Так оно бывает (Юмористические рассказы и сценки) - Виктор Ардов
Шрифт:
Интервал:
Закладка:
Она исчезла в дверях, а я дал волю смеху.
Но вот что меня тревожит: эта Брызжейкина — дура. И склока у нее пустяковая. А ведь водятся кое-где склочники матерые. Их на такой примитивный способ не купить… А как бы хотелось, чтобы все склочники испугались и раскаялись в этом поганом своем ремесле. Очень хочется!
ЕДИНОМЫШЛЕННИКИ
Крякин, директор довольно значительного завода, занимающего видное место не только в городе, но и в областном и даже республиканском масштабе, сидел за столиком вокзального ресторана и не спеша уничтожал заказанный им антрекот. А за соседним столиком опустился на стул очень бедно одетый гражданин, давно не стриженный и давно не бритый, с тревожным взглядом бегающих глаз. Спросив себе винегрет и порцию вареной вермишели, гражданин принялся осматривать зал, украшенный пальмами в деревянных гробах, поставленных, как говорится, «на попа»; ядовитыми по краскам натюрмортами в рамках с узорным рельефом; стойку с засохшими образцами закусок… По пути от натюрморта к пальме глаз гражданина скользнул и по солидной физиономии товарища Крякина.
— Никак — Крякин?
Поколебавшись немного (стоит ли поддерживать разговор с такой личностью и в таком тоне?), директор ответил:
— Допустим — товарищ Крякин… (Интонацией он подчеркнул, что без добавления слова «товарищ» называть его неучтиво: не такого масштаба он человек, чтобы для кого-то быть просто Крякиным.)
Но гражданин не обратил внимания на эту поправку. Он подался поближе к Крякину и с нескрываемым интересом спросил:
— Выпустили?!
— Что — выпустили? — величественно уронил Крякин.
— Да не «что», а — кого… Тебя вот… вас! Вас уже выпустили?
— Откуда меня должны были выпустить? — с недоумением произнес директор.
— Известно — откуда. Из тюряги ты сам — давно? (Гражданин так и произнес это слово: тю-ря-га — что, как известно, означает тюрьму на языке уголовников.)
Крякин покраснел и отвернулся от гражданина всем корпусом. Только минуты через три он выдавил из себя:
— Вы, гражданин, думаете, что вы говорите? А то ведь и милиционера кликнуть недолго!
— Нашел чем меня пугать!.. Я — уже в порядке. У меня ксива есть и с печатью: отсидел, что мне положено по приговору, полностью!.. Видал? — И гражданин вытащил шершавой рукою из недр подкладки своего одеяния (в котором можно было при известном напряжении узнать нечто, бывшее когда-то пиджаком) затрепанный клочок грязной бумаги…

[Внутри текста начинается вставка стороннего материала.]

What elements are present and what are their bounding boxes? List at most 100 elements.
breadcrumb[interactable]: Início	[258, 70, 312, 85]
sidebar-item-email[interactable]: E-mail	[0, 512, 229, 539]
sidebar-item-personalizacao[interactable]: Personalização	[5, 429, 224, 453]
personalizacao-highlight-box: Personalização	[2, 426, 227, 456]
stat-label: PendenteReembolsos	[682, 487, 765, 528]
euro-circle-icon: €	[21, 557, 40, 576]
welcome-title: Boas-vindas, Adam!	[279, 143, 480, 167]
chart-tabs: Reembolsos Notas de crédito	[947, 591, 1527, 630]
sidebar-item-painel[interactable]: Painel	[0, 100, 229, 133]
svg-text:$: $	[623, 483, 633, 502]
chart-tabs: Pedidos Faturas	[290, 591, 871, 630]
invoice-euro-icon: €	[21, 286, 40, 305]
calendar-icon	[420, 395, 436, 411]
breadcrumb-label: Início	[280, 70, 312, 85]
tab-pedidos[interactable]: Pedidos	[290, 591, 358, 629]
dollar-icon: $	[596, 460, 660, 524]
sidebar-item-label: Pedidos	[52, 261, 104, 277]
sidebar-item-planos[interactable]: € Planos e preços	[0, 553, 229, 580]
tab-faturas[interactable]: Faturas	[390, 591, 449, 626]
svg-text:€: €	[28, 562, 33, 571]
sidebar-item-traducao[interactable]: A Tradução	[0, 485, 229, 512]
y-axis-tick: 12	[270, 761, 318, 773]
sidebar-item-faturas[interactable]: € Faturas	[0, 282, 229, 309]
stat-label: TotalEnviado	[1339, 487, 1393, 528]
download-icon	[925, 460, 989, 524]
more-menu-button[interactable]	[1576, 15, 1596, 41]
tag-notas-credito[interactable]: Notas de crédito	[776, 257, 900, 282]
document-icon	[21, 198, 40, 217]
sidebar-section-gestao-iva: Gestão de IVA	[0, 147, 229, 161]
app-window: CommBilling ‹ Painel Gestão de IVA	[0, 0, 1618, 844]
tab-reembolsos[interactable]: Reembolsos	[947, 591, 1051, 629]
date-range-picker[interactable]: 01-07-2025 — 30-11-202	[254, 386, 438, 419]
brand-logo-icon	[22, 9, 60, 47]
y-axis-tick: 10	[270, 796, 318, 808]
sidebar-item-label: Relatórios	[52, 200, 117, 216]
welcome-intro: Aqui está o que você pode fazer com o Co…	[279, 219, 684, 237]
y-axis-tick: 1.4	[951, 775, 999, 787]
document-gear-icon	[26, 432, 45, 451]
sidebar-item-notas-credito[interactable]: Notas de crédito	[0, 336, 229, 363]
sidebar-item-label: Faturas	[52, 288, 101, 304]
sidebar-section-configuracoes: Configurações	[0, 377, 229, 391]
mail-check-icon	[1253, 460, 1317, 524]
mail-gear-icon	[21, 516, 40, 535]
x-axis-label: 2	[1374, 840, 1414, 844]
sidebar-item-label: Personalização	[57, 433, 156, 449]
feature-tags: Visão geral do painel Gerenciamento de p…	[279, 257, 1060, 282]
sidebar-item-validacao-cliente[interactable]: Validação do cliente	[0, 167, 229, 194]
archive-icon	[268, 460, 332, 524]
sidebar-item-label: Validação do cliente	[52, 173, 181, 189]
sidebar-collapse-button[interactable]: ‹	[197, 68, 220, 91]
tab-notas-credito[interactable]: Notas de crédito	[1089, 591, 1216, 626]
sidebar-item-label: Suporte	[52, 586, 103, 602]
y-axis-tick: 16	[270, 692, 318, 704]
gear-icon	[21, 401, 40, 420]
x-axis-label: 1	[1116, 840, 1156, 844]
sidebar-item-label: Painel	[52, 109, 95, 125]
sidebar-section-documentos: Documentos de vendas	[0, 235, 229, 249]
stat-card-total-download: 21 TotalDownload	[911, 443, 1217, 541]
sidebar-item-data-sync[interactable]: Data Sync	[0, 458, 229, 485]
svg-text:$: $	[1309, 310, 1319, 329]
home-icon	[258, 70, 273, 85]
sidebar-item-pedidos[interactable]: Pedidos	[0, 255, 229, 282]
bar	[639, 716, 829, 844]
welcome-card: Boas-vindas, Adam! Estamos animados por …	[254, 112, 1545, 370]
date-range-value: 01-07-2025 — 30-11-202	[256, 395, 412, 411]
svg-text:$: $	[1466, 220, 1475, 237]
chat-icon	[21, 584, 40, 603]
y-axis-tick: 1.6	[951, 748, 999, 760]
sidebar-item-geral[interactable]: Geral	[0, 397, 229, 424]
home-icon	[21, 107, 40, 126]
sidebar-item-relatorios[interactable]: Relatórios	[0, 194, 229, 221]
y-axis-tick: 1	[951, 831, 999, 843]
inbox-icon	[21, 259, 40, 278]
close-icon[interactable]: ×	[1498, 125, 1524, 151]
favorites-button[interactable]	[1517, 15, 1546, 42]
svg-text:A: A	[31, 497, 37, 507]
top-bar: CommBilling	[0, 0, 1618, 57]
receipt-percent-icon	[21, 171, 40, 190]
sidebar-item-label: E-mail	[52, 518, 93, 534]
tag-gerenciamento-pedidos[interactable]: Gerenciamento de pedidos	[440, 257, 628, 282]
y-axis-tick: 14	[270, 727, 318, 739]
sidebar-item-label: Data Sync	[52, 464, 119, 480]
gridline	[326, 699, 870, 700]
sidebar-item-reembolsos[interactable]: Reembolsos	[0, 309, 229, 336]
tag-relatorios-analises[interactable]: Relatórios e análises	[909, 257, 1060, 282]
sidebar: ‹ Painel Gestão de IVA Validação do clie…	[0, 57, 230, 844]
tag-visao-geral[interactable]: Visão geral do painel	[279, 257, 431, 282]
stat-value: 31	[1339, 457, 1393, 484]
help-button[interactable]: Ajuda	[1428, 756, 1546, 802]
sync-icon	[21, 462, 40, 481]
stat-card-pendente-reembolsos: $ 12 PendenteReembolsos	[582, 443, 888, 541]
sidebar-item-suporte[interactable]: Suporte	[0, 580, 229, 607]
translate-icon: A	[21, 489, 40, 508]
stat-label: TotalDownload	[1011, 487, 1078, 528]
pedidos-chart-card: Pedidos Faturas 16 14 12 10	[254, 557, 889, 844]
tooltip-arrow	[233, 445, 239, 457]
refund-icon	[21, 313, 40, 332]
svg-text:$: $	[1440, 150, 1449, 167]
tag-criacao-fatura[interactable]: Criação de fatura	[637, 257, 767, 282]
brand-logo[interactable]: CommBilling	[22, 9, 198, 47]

Крякин демонстративно отвернулся, показывая тем, что беседу продолжать он не намерен. Но гражданин не успокаивался. Засунув обратно свою «ксиву», спросил:
— Ну, ты — Крякин или не Крякин?!
— Попрошу, во-первых, на «вы»… Да, я — товарищ Крякин.
— Так ты… вы ж со мной почти по одному делу проходили! Об уничтожении рыбы в нашей речке — в Суслянке… Аккурат я попался тогда в третий раз, что рыбу глушу взрывами. И только меня арестовали на берегу, шашки толовые у меня все забрали тогда, лодку опять же… А тут и ты влип…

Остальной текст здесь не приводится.